И все они сокрылись, и снова повсюду вокруг меня не осталось ровным счетом ничего. Я заозирался, высматривая хоть что-нибудь, на чем задержать взгляд. Ничего, вообще ничего. И вдруг на меня обрушилось низкое серое небо и влажный воздух ударил в лицо; огромная равнина стремительно надвинулась на меня от кромки облаков; с двух сторон она смыкалась с небом, а еще с двух сторон между нею и облаками протянулась гряда невысоких увалов. Одна из гряд нависала вдалеке серой полосой, другая раскинулась лоскутным одеялом, расчерченная на квадратики зеленых полей, и тут и там белели несколько домиков. Равнина походила на архипелаг, состоящий из миллиона островов, каждый – площадью не больше квадратного ярда, и каждый порос рдяным вереском. Я снова, спустя столько лет, оказался на Алленском болоте [5], и оно ничуть не изменилось, хотя до меня доходили слухи, будто бы его осушают. Со мной был старый друг, которому я весьма порадовался, потому что мне говорили, будто несколько лет назад он умер. Он выглядел на удивление юно, но что поразило меня больше всего – он стоял на ярко-зеленой моховой кочке, а я с детства запомнил, что такие человека не выдерживают. Как же я был счастлив снова увидеть доброе старое болото со всеми его красотами – алыми и зелеными мхами, упругим приветным вереском и глубокими безмолвными заводями.
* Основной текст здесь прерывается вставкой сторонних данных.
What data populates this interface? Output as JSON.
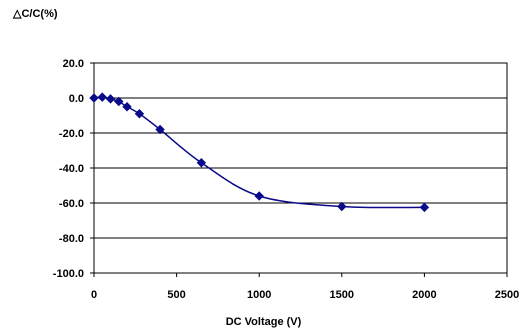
{
  "chart_data": {
    "type": "line",
    "title": "",
    "ylabel": "△C/C(%)",
    "xlabel": "DC Voltage (V)",
    "xlim": [
      0,
      2500
    ],
    "ylim": [
      -100,
      20
    ],
    "x_ticks": [
      "0",
      "500",
      "1000",
      "1500",
      "2000",
      "2500"
    ],
    "y_ticks": [
      "20.0",
      "0.0",
      "-20.0",
      "-40.0",
      "-60.0",
      "-80.0",
      "-100.0"
    ],
    "x_tick_values": [
      0,
      500,
      1000,
      1500,
      2000,
      2500
    ],
    "y_tick_values": [
      20,
      0,
      -20,
      -40,
      -60,
      -80,
      -100
    ],
    "grid": "horizontal",
    "series": [
      {
        "x": [
          0,
          50,
          100,
          150,
          200,
          275,
          400,
          650,
          1000,
          1500,
          2000
        ],
        "y": [
          0,
          0.5,
          -0.5,
          -2,
          -5,
          -9,
          -18,
          -37,
          -56,
          -62,
          -62.5
        ],
        "color": "#0a0a8a",
        "marker": "diamond"
      }
    ]
  }
}
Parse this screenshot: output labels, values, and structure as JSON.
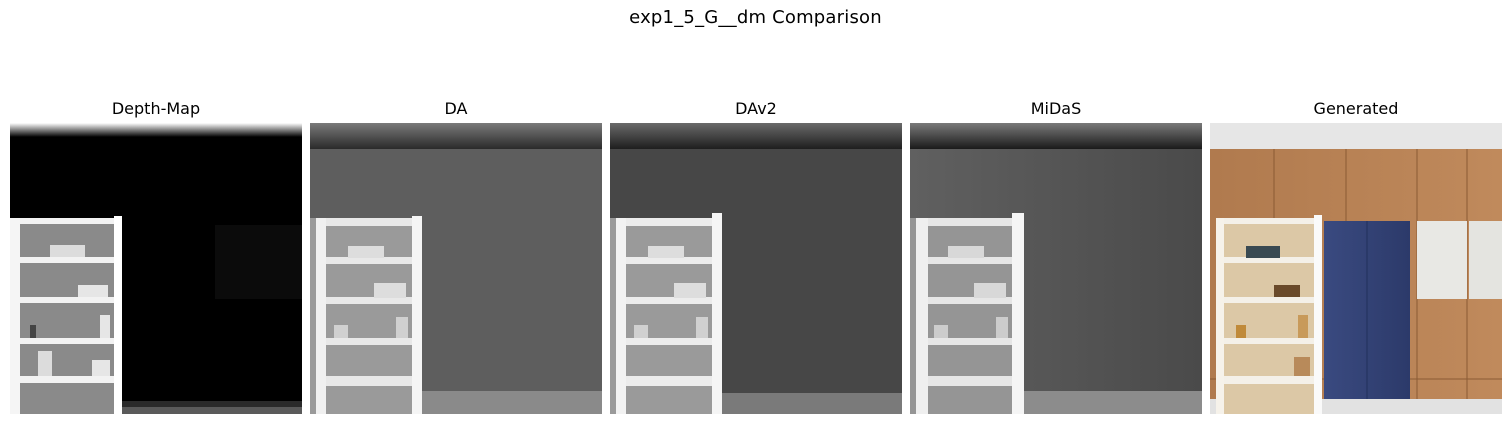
{
  "figure": {
    "suptitle": "exp1_5_G__dm Comparison"
  },
  "panels": [
    {
      "title": "Depth-Map",
      "image_kind": "depth-map-icon"
    },
    {
      "title": "DA",
      "image_kind": "depth-estimate-icon"
    },
    {
      "title": "DAv2",
      "image_kind": "depth-estimate-icon"
    },
    {
      "title": "MiDaS",
      "image_kind": "depth-estimate-icon"
    },
    {
      "title": "Generated",
      "image_kind": "generated-photo-icon"
    }
  ]
}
Я видел, как по болоту петляет неприметный ручеек, и различал в его прозрачных глубинах крохотные белые ракушки; неподалеку я заметил один из глубоких омутов, в котором не было ни островка, – омут, по краю заросший тростником, излюбленное прибежище уток. Долго любовался я на это безмятежное царство вереска, а затем оглянулся на белые домики на холме. Над трубами вился серый дым, и понял я, что тут жгут торф, и мне отчаянно захотелось снова вдохнуть запах горящего торфа. А где-то вдали раздались дикие, радостные кличи, – странный гомон звучал все ближе и ближе, и вот уже в небе показался клин гусей, летящий с севера. Тут крики их слились в единый могучий и ликующий голос, голос свободы, голос Ирландии, голос Пустоши; и голос этот сказал мне: «Прощай. Прощай!» – и затих в отдалении; а когда смолк он, домашние гуси на фермах воззвали к вольным собратьям своим в небе. И тут исчезли увалы, а с ними и болото, и небо тоже, и я снова остался в одиночестве – вот так же одиноки пропащие души.